Data were extracted using a data extraction tool adapted from a meta-analysis of statistics assessment and review instruments. The corresponding author of the original research was contacted for incomplete or ambiguous information or to clarify method details as needed. First, the title and abstract of the paper were critically reviewed; duplicated data and articles whose titles were irrelevant to the study were excluded. Then, full documents of the papers were read and reread. The abstracts were extracted. Data were defined and extracted by MB and double-checked by a second reviewer. Also, two authors (MB and MA) independently extracted all the required data. The outcome of interest (prevalence) data extraction format consisted of the first author's name, publication year, study location, analysis design, sample size, number of participants with the outcome (case), a sub-region of the study, site
of injury, scale or scope of the industry, and response rate.
The PROSPERO registration number (CRD42021230787) was obtained. The study reported the prevalence of occupational injury as a percentage or as the number of cases (n)/total number of participants in the sample (N). Therefore, the prevalence rate was determined by dividing the number of individuals injured by the total number of participants in the study (sample size) multiplied by 100.
The necessary data were extracted from each article using the Microsoft Excel spreadsheet to estimate the pooled prevalence. Then, the analysis was conducted using STATA 14 version software. First, the pooled prevalence of occupational injury was computed with Metaprop on Stata command and presented in a forest plot with a corresponding 95% confidence interval.
Next, publication bias was checked by funnel plot (subjectively), as well as Begg's and Egger's tests (objectively). The study used a cutoff point of a p-value of less than 0.05 for Begg's and Egger's tests to declare the existence of publication bias. Then, the Galbraith and forest plots were used to visualize the presence of heterogeneity. Further, Higgins I-Squared (I2) and Cochran's Q statistic were applied objectively to figure out the heterogeneity. Finally, the I-square statistics used a cutoff point of 50% to declare significant heterogeneity.

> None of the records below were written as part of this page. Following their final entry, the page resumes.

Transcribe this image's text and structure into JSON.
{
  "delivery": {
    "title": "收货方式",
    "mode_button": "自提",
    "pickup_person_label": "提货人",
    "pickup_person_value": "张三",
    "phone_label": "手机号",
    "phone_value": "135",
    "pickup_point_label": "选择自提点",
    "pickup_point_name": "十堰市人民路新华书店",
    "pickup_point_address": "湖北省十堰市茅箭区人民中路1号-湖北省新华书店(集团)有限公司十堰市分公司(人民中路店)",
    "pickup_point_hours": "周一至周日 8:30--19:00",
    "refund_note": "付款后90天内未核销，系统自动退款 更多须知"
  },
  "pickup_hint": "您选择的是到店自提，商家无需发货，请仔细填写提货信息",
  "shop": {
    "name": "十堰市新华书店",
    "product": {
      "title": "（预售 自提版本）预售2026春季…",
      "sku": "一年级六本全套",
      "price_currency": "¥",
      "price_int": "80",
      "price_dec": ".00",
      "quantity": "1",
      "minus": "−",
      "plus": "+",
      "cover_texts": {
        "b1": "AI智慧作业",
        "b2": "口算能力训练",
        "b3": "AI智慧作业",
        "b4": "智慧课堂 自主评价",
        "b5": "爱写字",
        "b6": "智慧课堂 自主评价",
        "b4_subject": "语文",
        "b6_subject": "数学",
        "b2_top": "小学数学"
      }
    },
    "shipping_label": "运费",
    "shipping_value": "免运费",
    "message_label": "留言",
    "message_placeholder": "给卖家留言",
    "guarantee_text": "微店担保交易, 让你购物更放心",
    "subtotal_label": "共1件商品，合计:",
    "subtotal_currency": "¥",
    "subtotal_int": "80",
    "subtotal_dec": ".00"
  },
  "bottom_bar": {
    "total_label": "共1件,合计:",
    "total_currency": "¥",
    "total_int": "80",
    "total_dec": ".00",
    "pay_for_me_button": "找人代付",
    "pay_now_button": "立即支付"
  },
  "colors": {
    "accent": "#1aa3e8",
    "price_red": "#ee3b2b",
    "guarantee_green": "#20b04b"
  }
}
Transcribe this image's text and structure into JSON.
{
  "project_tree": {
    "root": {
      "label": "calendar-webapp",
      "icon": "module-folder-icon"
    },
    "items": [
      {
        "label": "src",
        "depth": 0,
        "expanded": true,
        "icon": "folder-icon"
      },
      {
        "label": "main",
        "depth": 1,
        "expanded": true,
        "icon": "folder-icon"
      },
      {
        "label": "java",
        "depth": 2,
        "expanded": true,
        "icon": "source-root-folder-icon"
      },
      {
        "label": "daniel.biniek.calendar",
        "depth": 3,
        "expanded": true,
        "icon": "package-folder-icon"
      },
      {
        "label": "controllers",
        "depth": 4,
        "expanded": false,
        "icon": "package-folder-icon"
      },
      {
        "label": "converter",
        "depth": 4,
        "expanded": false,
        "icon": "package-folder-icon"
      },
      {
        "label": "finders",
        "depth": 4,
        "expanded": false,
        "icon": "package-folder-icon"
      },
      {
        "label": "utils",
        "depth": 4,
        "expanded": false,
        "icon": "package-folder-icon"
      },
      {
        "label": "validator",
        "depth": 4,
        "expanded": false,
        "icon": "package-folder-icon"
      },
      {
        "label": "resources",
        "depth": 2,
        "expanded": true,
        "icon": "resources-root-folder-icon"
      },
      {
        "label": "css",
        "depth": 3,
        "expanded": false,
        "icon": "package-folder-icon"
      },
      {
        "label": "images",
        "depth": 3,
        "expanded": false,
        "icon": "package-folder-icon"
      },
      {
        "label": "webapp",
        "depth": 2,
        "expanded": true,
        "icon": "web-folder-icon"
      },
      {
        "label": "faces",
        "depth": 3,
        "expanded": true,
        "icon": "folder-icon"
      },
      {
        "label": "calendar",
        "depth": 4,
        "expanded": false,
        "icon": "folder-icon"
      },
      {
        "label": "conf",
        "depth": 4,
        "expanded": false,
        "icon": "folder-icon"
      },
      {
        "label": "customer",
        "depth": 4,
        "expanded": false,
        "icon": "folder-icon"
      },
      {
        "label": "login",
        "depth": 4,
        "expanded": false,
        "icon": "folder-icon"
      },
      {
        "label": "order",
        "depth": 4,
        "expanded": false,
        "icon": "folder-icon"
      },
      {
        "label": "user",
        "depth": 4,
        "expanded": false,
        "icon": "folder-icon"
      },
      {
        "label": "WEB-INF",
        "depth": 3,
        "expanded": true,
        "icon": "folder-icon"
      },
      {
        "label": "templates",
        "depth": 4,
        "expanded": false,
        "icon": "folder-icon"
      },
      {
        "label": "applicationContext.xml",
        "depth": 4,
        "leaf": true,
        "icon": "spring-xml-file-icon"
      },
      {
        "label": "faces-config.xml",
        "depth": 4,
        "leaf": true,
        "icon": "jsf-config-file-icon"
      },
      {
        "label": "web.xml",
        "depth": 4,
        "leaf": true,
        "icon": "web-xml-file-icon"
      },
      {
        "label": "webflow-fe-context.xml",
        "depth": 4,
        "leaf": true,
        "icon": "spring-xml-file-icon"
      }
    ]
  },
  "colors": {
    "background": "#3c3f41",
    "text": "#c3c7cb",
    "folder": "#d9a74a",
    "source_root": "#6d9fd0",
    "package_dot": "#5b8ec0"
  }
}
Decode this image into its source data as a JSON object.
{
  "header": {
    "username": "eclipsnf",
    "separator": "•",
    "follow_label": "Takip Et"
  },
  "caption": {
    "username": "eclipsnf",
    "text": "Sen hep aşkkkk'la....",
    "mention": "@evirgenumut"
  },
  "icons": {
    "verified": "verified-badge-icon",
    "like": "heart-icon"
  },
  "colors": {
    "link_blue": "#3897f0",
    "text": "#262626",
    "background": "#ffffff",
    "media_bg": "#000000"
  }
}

A random-effect model that accounts within and between-study variability was used to estimate the pooled effect size. The results were presented via forest plot with the corresponding odds ratio and 95% confidence intervals. Also, the prevalence rate, the prevalence logarithm, and the standard error (SE) of the prevalence logarithm were computed. An output in meta-analyses was double-checked for internal consistency by the same person.
Results
A total of 603 papers were accessed from PubMed databases, SCOPUS, Science direct, and other sources. Among them, 326 studies were rejected due to duplication. After reading the title and the abstract, 48 studies were omitted since they did not align with this review's purpose and had a methodological deficit. Sixty studies were screened for full-text review, 20 of which were included for the systematic review and meta-analysis. The detailed steps of the screening process are shown in the study selection PRISMA flow map (Fig. 1).